Hitchens pulled no punches but then why should he? He stood against the horrific excesses of some religious traditions which I think you and I would both agree are repulsive in the extreme. Dawkins isn't lambasting care for the poor. He's lambasting the role of religion in defining that which we are allowed to study and that which is forbidden.
I think by and large you probably agree with Hitchens and Dawkins and Harris when they are speaking in a role as atheist critic.
But the Creation Science folks would gladly alter how science is taught and presented, just based on their BELIEFS. This isn't just a hypothetical, Creationists have been doing this for over a century in the US school systems.
That's the point. No one is saying Christians taking care of the poor is a bad thing. No, the reason atheists speak up is because faith-based things are far too often given a pass in our society while fact-based things are long-debated.

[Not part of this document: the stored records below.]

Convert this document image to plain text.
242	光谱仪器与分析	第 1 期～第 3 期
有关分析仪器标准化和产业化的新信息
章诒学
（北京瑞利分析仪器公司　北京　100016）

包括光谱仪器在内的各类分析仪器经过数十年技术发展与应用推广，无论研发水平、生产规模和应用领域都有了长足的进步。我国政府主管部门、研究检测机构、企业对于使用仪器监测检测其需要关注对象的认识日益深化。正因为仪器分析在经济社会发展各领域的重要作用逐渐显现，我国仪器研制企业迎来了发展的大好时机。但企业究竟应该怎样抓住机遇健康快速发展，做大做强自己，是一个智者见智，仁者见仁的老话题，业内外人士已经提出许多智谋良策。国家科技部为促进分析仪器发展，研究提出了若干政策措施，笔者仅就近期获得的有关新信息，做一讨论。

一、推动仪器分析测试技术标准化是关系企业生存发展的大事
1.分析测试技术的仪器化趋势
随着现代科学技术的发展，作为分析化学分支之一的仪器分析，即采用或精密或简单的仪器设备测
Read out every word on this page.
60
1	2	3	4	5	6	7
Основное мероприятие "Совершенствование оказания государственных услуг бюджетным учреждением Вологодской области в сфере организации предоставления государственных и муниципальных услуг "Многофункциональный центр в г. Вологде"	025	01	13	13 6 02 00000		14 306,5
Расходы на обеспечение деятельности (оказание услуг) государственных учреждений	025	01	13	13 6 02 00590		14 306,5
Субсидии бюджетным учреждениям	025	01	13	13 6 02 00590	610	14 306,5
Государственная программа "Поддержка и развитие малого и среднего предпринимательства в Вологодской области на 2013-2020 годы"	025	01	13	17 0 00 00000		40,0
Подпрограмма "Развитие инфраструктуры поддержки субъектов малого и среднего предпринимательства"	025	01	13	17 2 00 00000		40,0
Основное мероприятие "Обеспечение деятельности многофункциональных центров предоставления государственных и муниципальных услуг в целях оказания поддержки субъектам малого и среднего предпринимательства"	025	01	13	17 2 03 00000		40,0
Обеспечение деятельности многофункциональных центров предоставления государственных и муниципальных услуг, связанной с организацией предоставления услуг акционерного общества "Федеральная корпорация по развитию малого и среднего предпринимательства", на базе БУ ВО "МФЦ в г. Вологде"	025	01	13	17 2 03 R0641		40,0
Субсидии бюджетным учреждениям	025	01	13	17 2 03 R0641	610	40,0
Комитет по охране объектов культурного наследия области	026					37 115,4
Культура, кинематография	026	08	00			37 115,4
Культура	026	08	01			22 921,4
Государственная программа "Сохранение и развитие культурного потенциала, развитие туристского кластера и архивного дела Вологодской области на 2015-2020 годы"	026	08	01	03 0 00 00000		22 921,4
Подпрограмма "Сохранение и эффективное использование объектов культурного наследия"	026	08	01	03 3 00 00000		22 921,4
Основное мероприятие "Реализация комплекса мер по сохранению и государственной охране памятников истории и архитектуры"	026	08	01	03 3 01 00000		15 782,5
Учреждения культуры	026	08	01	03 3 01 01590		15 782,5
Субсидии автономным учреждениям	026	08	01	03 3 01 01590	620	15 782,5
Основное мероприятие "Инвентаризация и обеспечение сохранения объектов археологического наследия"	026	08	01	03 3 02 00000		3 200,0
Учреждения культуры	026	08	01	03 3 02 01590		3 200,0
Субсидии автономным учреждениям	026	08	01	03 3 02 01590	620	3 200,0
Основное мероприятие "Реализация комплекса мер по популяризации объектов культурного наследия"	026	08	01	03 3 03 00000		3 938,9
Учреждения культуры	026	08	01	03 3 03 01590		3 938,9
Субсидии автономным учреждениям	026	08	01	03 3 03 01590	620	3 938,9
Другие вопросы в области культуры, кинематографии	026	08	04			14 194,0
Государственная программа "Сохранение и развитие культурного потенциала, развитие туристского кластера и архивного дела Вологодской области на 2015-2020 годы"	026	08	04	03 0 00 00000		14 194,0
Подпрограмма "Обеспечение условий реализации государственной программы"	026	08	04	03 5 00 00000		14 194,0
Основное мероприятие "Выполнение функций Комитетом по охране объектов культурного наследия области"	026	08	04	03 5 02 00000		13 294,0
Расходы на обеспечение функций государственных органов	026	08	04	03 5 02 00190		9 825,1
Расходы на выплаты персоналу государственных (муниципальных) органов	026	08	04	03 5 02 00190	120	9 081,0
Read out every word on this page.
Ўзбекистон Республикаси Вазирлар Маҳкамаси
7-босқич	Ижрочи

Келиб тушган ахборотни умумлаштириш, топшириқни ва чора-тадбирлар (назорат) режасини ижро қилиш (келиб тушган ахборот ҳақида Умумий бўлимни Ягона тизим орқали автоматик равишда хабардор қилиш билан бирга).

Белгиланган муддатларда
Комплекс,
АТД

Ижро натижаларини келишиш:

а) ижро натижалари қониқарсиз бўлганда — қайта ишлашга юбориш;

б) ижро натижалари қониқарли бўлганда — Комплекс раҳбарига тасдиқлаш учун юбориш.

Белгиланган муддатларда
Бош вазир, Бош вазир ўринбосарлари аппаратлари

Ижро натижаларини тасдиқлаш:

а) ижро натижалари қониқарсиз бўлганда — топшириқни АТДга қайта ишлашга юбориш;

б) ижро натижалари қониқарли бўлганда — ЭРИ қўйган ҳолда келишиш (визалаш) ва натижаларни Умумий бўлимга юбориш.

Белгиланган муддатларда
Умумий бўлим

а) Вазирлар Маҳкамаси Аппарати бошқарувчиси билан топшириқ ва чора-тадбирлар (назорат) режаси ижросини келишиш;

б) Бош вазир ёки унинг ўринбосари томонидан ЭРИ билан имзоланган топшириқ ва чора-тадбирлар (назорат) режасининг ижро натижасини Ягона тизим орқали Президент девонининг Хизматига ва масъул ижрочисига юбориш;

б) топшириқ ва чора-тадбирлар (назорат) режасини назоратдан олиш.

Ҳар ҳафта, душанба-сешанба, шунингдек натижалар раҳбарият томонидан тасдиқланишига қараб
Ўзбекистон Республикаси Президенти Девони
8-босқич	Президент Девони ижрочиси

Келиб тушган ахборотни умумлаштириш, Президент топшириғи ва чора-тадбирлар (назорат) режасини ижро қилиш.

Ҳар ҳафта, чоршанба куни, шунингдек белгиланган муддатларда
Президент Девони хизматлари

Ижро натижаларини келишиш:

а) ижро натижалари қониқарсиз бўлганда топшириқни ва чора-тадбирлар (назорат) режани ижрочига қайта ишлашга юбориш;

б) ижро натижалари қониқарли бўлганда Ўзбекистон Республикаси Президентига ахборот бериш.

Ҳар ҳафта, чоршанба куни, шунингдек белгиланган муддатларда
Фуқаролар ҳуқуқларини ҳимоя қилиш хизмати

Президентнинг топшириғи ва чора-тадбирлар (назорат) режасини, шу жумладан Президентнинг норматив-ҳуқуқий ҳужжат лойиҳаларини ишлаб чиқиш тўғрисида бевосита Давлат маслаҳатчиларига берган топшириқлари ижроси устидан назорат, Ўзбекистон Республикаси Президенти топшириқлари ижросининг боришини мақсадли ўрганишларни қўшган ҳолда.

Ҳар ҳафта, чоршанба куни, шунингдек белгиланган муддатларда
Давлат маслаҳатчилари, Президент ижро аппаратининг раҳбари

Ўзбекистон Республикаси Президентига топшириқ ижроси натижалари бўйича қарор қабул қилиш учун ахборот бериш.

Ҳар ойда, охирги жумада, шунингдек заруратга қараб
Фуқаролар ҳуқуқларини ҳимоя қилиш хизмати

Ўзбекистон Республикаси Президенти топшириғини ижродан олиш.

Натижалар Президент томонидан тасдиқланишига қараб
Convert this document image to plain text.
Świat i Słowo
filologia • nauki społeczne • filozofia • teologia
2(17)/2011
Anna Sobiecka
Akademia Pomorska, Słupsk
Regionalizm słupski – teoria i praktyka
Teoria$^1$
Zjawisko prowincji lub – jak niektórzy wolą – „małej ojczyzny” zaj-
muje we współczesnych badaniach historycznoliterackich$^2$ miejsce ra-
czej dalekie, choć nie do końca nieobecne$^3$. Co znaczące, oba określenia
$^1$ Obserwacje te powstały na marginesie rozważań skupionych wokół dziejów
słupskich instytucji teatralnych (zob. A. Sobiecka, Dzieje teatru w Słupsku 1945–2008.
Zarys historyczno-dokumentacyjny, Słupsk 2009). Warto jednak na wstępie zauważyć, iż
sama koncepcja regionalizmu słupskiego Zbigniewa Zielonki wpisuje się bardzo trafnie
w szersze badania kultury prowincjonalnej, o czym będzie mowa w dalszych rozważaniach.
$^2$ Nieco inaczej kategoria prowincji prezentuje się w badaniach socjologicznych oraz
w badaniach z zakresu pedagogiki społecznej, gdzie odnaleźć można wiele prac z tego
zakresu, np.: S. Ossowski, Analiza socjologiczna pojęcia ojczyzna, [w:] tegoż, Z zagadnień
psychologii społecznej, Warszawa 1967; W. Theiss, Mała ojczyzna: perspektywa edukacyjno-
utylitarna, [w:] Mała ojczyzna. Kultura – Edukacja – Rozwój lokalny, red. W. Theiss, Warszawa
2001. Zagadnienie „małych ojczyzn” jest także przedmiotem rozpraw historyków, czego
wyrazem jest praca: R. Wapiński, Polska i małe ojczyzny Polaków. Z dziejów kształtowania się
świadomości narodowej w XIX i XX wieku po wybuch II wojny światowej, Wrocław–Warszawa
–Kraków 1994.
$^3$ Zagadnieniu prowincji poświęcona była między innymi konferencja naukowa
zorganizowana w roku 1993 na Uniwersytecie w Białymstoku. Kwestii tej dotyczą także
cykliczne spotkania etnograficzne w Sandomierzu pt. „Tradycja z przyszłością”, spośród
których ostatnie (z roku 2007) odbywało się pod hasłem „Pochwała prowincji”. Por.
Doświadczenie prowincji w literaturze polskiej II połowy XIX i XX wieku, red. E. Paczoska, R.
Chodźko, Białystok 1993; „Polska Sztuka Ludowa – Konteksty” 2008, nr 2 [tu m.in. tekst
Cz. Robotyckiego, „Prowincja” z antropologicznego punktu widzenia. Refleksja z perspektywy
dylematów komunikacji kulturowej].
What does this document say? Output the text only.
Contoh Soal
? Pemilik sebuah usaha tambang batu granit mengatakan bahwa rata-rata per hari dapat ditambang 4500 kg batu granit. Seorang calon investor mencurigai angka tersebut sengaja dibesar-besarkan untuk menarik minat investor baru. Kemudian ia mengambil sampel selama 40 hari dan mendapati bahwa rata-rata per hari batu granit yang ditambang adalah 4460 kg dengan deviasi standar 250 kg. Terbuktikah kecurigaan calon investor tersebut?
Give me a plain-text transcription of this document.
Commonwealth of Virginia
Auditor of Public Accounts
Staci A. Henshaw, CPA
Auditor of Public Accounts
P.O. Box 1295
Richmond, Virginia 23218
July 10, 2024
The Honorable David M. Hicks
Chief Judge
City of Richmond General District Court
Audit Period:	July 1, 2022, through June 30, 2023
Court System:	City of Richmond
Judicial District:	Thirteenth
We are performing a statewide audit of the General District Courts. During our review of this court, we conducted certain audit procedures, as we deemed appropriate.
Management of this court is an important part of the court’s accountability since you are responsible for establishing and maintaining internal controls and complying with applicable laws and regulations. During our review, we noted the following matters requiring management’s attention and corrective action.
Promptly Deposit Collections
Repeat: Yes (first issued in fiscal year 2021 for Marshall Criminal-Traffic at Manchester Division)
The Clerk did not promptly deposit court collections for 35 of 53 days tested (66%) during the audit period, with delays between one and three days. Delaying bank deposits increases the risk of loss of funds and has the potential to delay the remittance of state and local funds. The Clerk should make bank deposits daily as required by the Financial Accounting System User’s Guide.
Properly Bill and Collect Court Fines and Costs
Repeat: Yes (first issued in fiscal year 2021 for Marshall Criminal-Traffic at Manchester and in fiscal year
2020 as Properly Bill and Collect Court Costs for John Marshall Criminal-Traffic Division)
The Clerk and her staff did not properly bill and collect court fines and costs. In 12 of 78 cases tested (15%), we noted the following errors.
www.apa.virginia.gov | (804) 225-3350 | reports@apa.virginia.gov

That's good. They clearly aren't compelling for everyone. That's probably because at their heart they cannot and never will be able to provide evidence for an objectively defined God. If that could be done it would have been done thousands of years ago.
I don't have the same respect and admiration for polemicists and bomb throwers that you do.
Dawkins and Hitchens merely have a litany of complaints about religion, largely about Jewish stories in the Hebrew Bible. They don't use reason, philosophy, or logic to explain why the atheist project is an attractive and compelling choice. And they don't even seem to understand the Bible or theology very well.
They are in the game to make money, throw bombs, and sell books.
Dawkins is a zoologist. He is not well versed at all in formal logic, theology, or philosophy. His books on religion are pretty superficial.
Albert Camus and Jean Paul Sartre were probably the last really important secular atheist thinkers.
So now you've moved the goal post marginally away from a rational argument for the existence of some type of gid, to evidence for an objectively defined God, whatever that means.
We can't explain at the objective and ontological level what causes gravity, even though humans have been investigating gravity at least Aristotle. We can't explain anything about the origin of the cosmos, and we still yell at each other about what freedom and justice really mean.
In light of our vast ignorance about many things we have been discussing for thousands of years, I don't think it's fair to expect to god to be described materialistically in terms of height, weight, physical dimension.